Städtetag aktuell 6|2025
04.12.2025

Die Essenz der Stadt – die Stadtmarke als Chance

von Martin Knabenreich, Geschäftsführer Bielefeld Marketing GmbH

Wir haben ein Stadtwappen, wozu also eine Marke? Unsere Schulen sind baufällig, wer denkt da an Stadtmarketing? Wir haben genug Probleme, was kümmert uns die Wahrnehmung von außen? – Angesichts leerer Stadtsäckel sind dies nachvollziehbare und wichtige Fragen. Fragen gleichzeitig, in denen das Potenzial für einen Weckruf quer durch alle Bereiche der Stadtgesellschaft steckt. Mit Weitsicht beantwortet, können sie zu "Gamechangern" in einer Zeit großer Herausforderungen werden.

Die Idee des strategischen Stadtmarketings ist noch relativ jung. Viele Kommunen beschäftigen sich erst seit wenigen Jahren damit und stoßen zum Teil auf viele Missverständnisse. Muss eine Stadt ihre Marke "erfinden"? Wird sie zum schnöden Produkt und werden Bürgerinnen und Bürger zu bloßen Konsumenten? – Zeit, ein paar Dinge geradezurücken.

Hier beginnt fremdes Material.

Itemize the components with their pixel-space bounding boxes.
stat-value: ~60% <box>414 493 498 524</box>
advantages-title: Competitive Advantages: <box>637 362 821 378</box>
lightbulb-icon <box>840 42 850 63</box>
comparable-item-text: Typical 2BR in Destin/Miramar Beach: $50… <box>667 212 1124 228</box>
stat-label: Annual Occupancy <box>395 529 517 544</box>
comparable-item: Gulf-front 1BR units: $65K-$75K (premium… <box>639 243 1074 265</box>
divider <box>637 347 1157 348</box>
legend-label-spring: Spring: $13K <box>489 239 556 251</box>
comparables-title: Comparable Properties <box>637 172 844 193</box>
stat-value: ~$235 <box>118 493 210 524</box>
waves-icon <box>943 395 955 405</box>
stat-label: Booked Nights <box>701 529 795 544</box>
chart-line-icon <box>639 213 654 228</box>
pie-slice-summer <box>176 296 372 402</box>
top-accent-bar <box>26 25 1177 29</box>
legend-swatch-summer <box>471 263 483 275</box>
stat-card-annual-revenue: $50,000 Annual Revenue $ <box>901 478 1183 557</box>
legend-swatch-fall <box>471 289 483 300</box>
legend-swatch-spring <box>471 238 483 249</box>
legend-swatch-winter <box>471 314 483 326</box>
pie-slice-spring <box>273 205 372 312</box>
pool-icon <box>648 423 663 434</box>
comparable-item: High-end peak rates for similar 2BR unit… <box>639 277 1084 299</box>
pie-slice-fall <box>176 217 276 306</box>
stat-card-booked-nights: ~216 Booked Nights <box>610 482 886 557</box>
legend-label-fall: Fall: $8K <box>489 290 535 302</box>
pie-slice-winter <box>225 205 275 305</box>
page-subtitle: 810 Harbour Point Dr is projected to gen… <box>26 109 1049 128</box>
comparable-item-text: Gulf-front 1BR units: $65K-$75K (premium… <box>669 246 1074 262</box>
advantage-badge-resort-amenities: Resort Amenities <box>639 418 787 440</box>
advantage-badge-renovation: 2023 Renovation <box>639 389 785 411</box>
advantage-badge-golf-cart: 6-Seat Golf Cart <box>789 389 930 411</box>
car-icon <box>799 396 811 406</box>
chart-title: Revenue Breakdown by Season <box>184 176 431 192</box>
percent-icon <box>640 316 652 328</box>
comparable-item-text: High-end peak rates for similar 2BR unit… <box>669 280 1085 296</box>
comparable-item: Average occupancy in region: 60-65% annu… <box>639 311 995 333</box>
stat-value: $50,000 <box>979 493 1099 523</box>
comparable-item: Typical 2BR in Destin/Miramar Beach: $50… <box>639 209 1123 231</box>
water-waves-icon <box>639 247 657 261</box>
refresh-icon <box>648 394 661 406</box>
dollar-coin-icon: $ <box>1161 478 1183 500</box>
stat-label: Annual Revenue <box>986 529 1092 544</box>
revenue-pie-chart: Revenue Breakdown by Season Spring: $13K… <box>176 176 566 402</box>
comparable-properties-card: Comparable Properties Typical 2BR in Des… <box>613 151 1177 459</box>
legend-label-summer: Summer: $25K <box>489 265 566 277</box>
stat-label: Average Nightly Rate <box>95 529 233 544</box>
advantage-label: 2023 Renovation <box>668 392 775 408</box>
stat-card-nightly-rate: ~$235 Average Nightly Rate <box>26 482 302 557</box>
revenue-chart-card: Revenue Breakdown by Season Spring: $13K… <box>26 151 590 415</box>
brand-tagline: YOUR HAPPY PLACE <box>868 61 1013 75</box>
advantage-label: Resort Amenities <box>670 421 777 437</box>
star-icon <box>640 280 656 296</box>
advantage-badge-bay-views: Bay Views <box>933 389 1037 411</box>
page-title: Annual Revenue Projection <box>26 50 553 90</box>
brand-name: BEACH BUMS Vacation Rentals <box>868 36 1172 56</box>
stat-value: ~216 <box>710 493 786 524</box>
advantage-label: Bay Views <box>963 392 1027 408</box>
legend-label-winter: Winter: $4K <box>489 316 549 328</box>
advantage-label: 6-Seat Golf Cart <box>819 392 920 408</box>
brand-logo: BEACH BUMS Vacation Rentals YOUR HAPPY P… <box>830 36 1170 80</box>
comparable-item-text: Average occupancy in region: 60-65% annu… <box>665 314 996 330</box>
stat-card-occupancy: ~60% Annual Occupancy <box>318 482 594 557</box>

Die Realität sehen und nutzen

Städte sind von jeher mit Erwartungen verknüpft. War es früher ihre Rolle als Markt- und Handelsplatz, ihre Funktion als Ort des gesellschaftlichen Austausches oder schlicht der Schutz vor Feinden, so wecken Stadtnamen auch heute noch bestimmte Vorstellungen, Gewissheiten und Emotionen. Städte sind insofern längst Marken. Ihre Besonderheiten, Werte und Erkennungszeichen überdauern Legislaturperioden und sind geprägt von Ereignissen und Erfahrungen über Generationen hinweg.

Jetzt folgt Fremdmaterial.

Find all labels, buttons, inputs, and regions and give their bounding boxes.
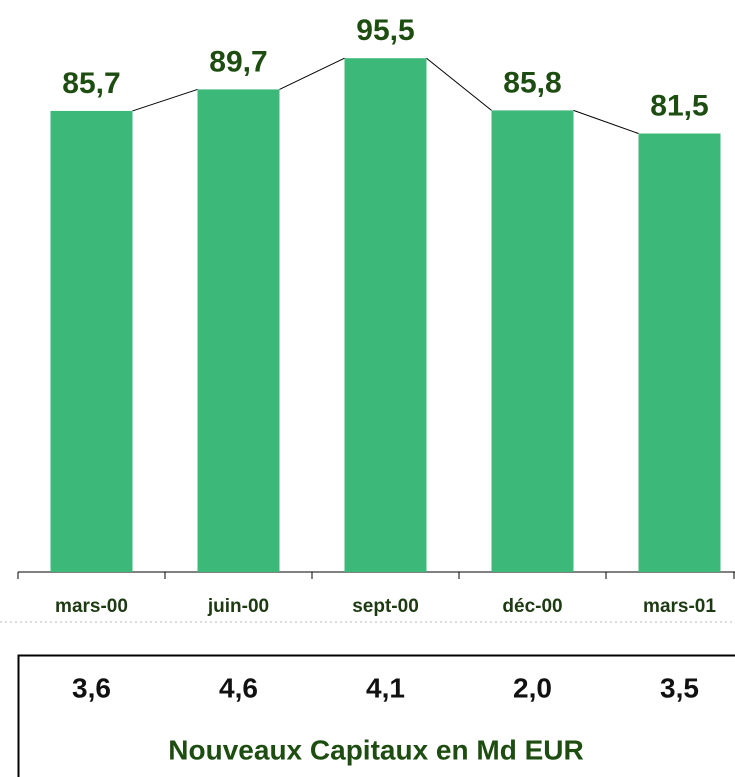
table-title: Nouveaux Capitaux en Md EUR: [168, 734, 583, 765]
connector-line: [132, 88, 198, 112]
table-value: 3,5: [660, 672, 699, 703]
x-tick-label: déc-00: [502, 596, 562, 617]
table-value: 2,0: [513, 672, 552, 703]
value-label: 85,7: [62, 67, 120, 100]
x-tick-label: sept-00: [352, 596, 419, 617]
connector-line: [426, 57, 492, 111]
x-tick-label: mars-01: [643, 596, 716, 617]
table-box: [17, 654, 735, 777]
bar: [50, 110, 133, 573]
value-label: 95,5: [356, 14, 414, 47]
value-label: 81,5: [650, 89, 708, 122]
x-tick-label: juin-00: [207, 596, 269, 617]
bar: [638, 133, 721, 572]
table-value: 4,6: [219, 672, 258, 703]
bar: [197, 89, 280, 572]
value-label: 85,8: [503, 66, 561, 99]
connector-line: [573, 109, 639, 135]
connector-line: [279, 57, 345, 90]
bar: [344, 58, 427, 572]
table-value: 3,6: [72, 672, 111, 703]
table-value: 4,1: [366, 672, 405, 703]
value-label: 89,7: [209, 45, 267, 78]
bar: [491, 110, 574, 573]
x-tick-label: mars-00: [55, 596, 128, 617]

Gutes strategisches Stadtmarketing "erfindet" daher keine neuen Erzählungen, sondern sammelt Wahrnehmungen der eigenen Bürgerinnen und Bürger sowie den Blick von außen und filtert daraus die ganz eigene DNA der Stadt. Das Ergebnis hat nicht zuletzt ökonomische Bedeutung für die Stadt und kann wichtige Hinweise für erfolgreiche Kommunalpolitik geben, zeigt es doch den größten gemeinsamen Nenner der Stadtgesellschaft auf, gewissermaßen die Essenz der Stadt.

Mehr als ein Logo

Ein gutes, einprägsames Stadtlogo hilft enorm, die Identität mit der Heimat optisch auszudrücken und zu teilen, reicht allein aber nicht aus. Vielmehr geht es um reale verbindende Erlebnisse, Gefühle und Alltagserfahrungen. Gutes Stadtmarketing kann hier als Initiator und Verstärker funktionieren. Es kann Menschen zusammenbringen – einerseits mit Stadtfesten, Märkten und Großveranstaltungen, andererseits mit einem verbindenden, freundlichen Logo ohne hoheitliche, einschüchternde Autorität und einer konsistenten, menschlichen Kommunikation auf Augenhöhe.

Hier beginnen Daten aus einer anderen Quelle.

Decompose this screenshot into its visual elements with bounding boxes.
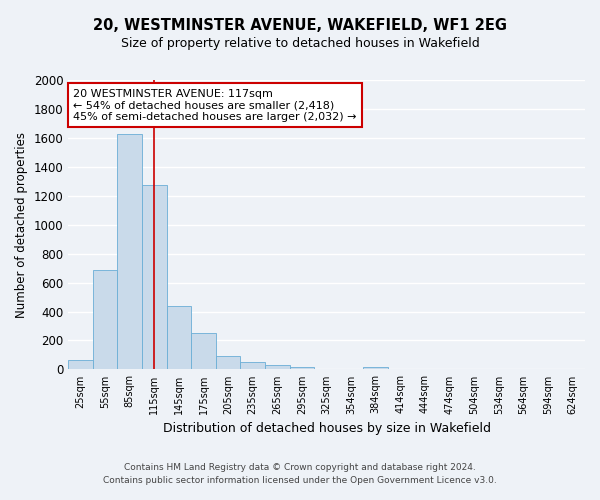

Die Erfahrungen des Stadtmarketings in Bielefeld bestätigen dies. Galt die Stadt in der Außenwahrnehmung lange Zeit als unauffällig und die "Marke Bielefeld" als eigenschaftslos und blass, so setzten mit dem strategischen Markenprozess ab 2016 grundlegende Veränderungen ein. Im Rahmen von Beteiligungsformaten und Umfragen wurden die Stärken und Besonderheiten Bielefelds herausgearbeitet, auf die alle Kommunikationsmaßnahmen einzahlen sollen. Die gesamte städtische Kommunikation wurde überarbeitet und unter dem gemeinsamen Stadtlogo in ein einheitliches Erscheinungsbild gebracht. Marktforschungen zeigen heute eine enorme Zustimmung der Bevölkerung zur "Marke Bielefeld", eine annähernd hundertprozentige Bekanntheit des Stadtlogos und eine hohe Identifikation mit der Heimat. Man ist wieder stolz darauf, aus Bielefeld zu kommen und möchte das ausdrücken. Unterstützung kommt zugleich von anderen Marken der Stadt wie Arminia Bielefeld, der Uni Bielefeld oder namhaften Unternehmen wie Dr. Oetker, die sich mit der Stadtmarke verknüpfen und diese eigenständig transportieren und nutzen. Für den nachhaltigen Erfolg ist es entscheidend, wichtige Institutionen und Akteure zu identifizieren und ins Boot zu holen.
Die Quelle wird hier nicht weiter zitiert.